CRP and APCS are liver-derived, clinically relevant inflammatory markers from the pentraxin family that activate the complement system via the C1q complex [49]. Inflammatory expression of CRP and APCS was downregulated by RVX-208 in PHH (Fig. 4e, f). Circulating CRP levels in RVX-208-treated patients were also reduced by 45% (p = 0.01) in ASSERT and by 52% (p = 0.0001) in ASSURE, as compared to placebo. Further, APCS was reduced by 11% (p = 0.001) in ASSERT patients. Although CRP and APCS are not the sole complement activators, their decrease in RVX-208-treated patients may be linked to lower levels of downstream cleavage products. As an upstream activator of the complement cascade CRP correlates with circulating complement anaphylatoxins C3a and C5a [44]. Conversely, during inflammatory response C5a acts in concert with IL-6 and/or IL-1β to promote upregulation of the CRP and APCS genes [50]. Thus, it is possible that RVX-208 disrupts this signaling by downregulating CRP and APCS expression, which could prevent amplification of activity of the classical complement pathway during chronic inflammation.

In addition to pentraxins, multiple other activators of the complement cascade were downregulated by RVX-208 in clinical samples including collectin-11, collectin-12, and properdin. Cascade inhibitors complement factor I, CD55, C1INH, and vitronectin were also reduced. Considering that complement activators and inhibitors form a complex network of interactions that involves multiple cell types [1], the net effect of RVX-208 on complement cascade activation in vivo likely depends on the biological context. Nonetheless, lower circulating levels of cleaved C3 and C5 fragments in RVX-208-treated patients indicate that, at least in plasma, RVX-208 tilts the balance towards a decrease in complement cascade activity and potentially in anaphylatoxin-driven inflammation.

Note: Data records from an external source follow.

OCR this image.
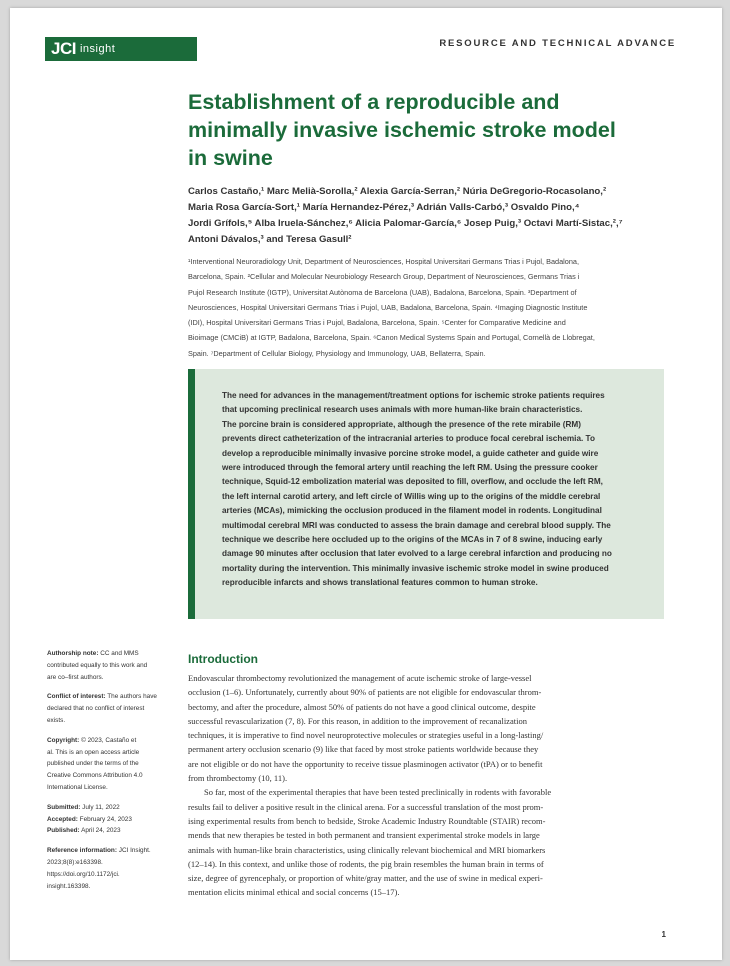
JCI insight	RESOURCE AND TECHNICAL ADVANCE
Establishment of a reproducible and
minimally invasive ischemic stroke model
in swine
Carlos Castaño,¹ Marc Melià-Sorolla,² Alexia García-Serran,² Núria DeGregorio-Rocasolano,²
Maria Rosa García-Sort,¹ María Hernandez-Pérez,³ Adrián Valls-Carbó,³ Osvaldo Pino,⁴
Jordi Grífols,⁵ Alba Iruela-Sánchez,⁶ Alicia Palomar-García,⁶ Josep Puig,³ Octavi Martí-Sistac,²,⁷
Antoni Dávalos,³ and Teresa Gasull²
¹Interventional Neuroradiology Unit, Department of Neurosciences, Hospital Universitari Germans Trias i Pujol, Badalona,
Barcelona, Spain. ²Cellular and Molecular Neurobiology Research Group, Department of Neurosciences, Germans Trias i
Pujol Research Institute (IGTP), Universitat Autònoma de Barcelona (UAB), Badalona, Barcelona, Spain. ³Department of
Neurosciences, Hospital Universitari Germans Trias i Pujol, UAB, Badalona, Barcelona, Spain. ⁴Imaging Diagnostic Institute
(IDI), Hospital Universitari Germans Trias i Pujol, Badalona, Barcelona, Spain. ⁵Center for Comparative Medicine and
Bioimage (CMCiB) at IGTP, Badalona, Barcelona, Spain. ⁶Canon Medical Systems Spain and Portugal, Cornellà de Llobregat,
Spain. ⁷Department of Cellular Biology, Physiology and Immunology, UAB, Bellaterra, Spain.
The need for advances in the management/treatment options for ischemic stroke patients requires
that upcoming preclinical research uses animals with more human-like brain characteristics.
The porcine brain is considered appropriate, although the presence of the rete mirabile (RM)
prevents direct catheterization of the intracranial arteries to produce focal cerebral ischemia. To
develop a reproducible minimally invasive porcine stroke model, a guide catheter and guide wire
were introduced through the femoral artery until reaching the left RM. Using the pressure cooker
technique, Squid-12 embolization material was deposited to fill, overflow, and occlude the left RM,
the left internal carotid artery, and left circle of Willis wing up to the origins of the middle cerebral
arteries (MCAs), mimicking the occlusion produced in the filament model in rodents. Longitudinal
multimodal cerebral MRI was conducted to assess the brain damage and cerebral blood supply. The
technique we describe here occluded up to the origins of the MCAs in 7 of 8 swine, inducing early
damage 90 minutes after occlusion that later evolved to a large cerebral infarction and producing no
mortality during the intervention. This minimally invasive ischemic stroke model in swine produced
reproducible infarcts and shows translational features common to human stroke.
Authorship note: CC and MMS
contributed equally to this work and
are co–first authors.
Conflict of interest: The authors have
declared that no conflict of interest
exists.
Copyright: © 2023, Castaño et
al. This is an open access article
published under the terms of the
Creative Commons Attribution 4.0
International License.
Submitted: July 11, 2022
Accepted: February 24, 2023
Published: April 24, 2023
Reference information: JCI Insight.
2023;8(8):e163398.
https://doi.org/10.1172/jci.
insight.163398.
Introduction
Endovascular thrombectomy revolutionized the management of acute ischemic stroke of large-vessel
occlusion (1–6). Unfortunately, currently about 90% of patients are not eligible for endovascular throm-
bectomy, and after the procedure, almost 50% of patients do not have a good clinical outcome, despite
successful revascularization (7, 8). For this reason, in addition to the improvement of recanalization
techniques, it is imperative to find novel neuroprotective molecules or strategies useful in a long-lasting/
permanent artery occlusion scenario (9) like that faced by most stroke patients worldwide because they
are not eligible or do not have the opportunity to receive tissue plasminogen activator (tPA) or to benefit
from thrombectomy (10, 11).
So far, most of the experimental therapies that have been tested preclinically in rodents with favorable
results fail to deliver a positive result in the clinical arena. For a successful translation of the most prom-
ising experimental results from bench to bedside, Stroke Academic Industry Roundtable (STAIR) recom-
mends that new therapies be tested in both permanent and transient experimental stroke models in large
animals with human-like brain characteristics, using clinically relevant biochemical and MRI biomarkers
(12–14). In this context, and unlike those of rodents, the pig brain resembles the human brain in terms of
size, degree of gyrencephaly, or proportion of white/gray matter, and the use of swine in medical experi-
mentation elicits minimal ethical and social concerns (15–17).
1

Consistent with the widespread effect of RVX-208 on complement levels in the ASSURE trial, the complement system was ranked by IPA® as the second canonical pathway out of 351 significantly affected by RVX-208 treatment in patients’ plasma (p = 0.01; data not shown). This observation is largely in agreement with gene microarray data from both PHH donors where the complement system was also ranked as a top canonical pathway downregulated by RVX-208 (Fig. 1a). These findings point to a broad and coordinated downregulation of the cascade components and regulators at both the mRNA and protein level, potentially leading to a new activation state of the complement cascade.

The homeostasis of inflammatory responses is crucial for maintenance of the health balance. Just as overactive complement can be damaging to host tissue, complete inhibition of complement activity may interfere with its immune function [51]. Importantly, treatment with RVX-208 coordinately downregulates expression of complement factors in patients without any evidence of increased infections or infestations (Supplemental Table 1). This suggests that RVX-208 reduces both the levels and pro-inflammatory activity of complement without impairing the immune function of the cascade. Thus, in addition to improving the lipoprotein and inflammatory profile [10], RVX-208 may benefit CVD patients by modulating the complement cascade. In summary, inhibition of BET proteins by RVX-208 offers a multifactorial therapeutic strategy which may improve CVD and decrease MACE risk. Ongoing clinical studies will shed light on the safety and efficacy of RVX-208 in CVD patients [52].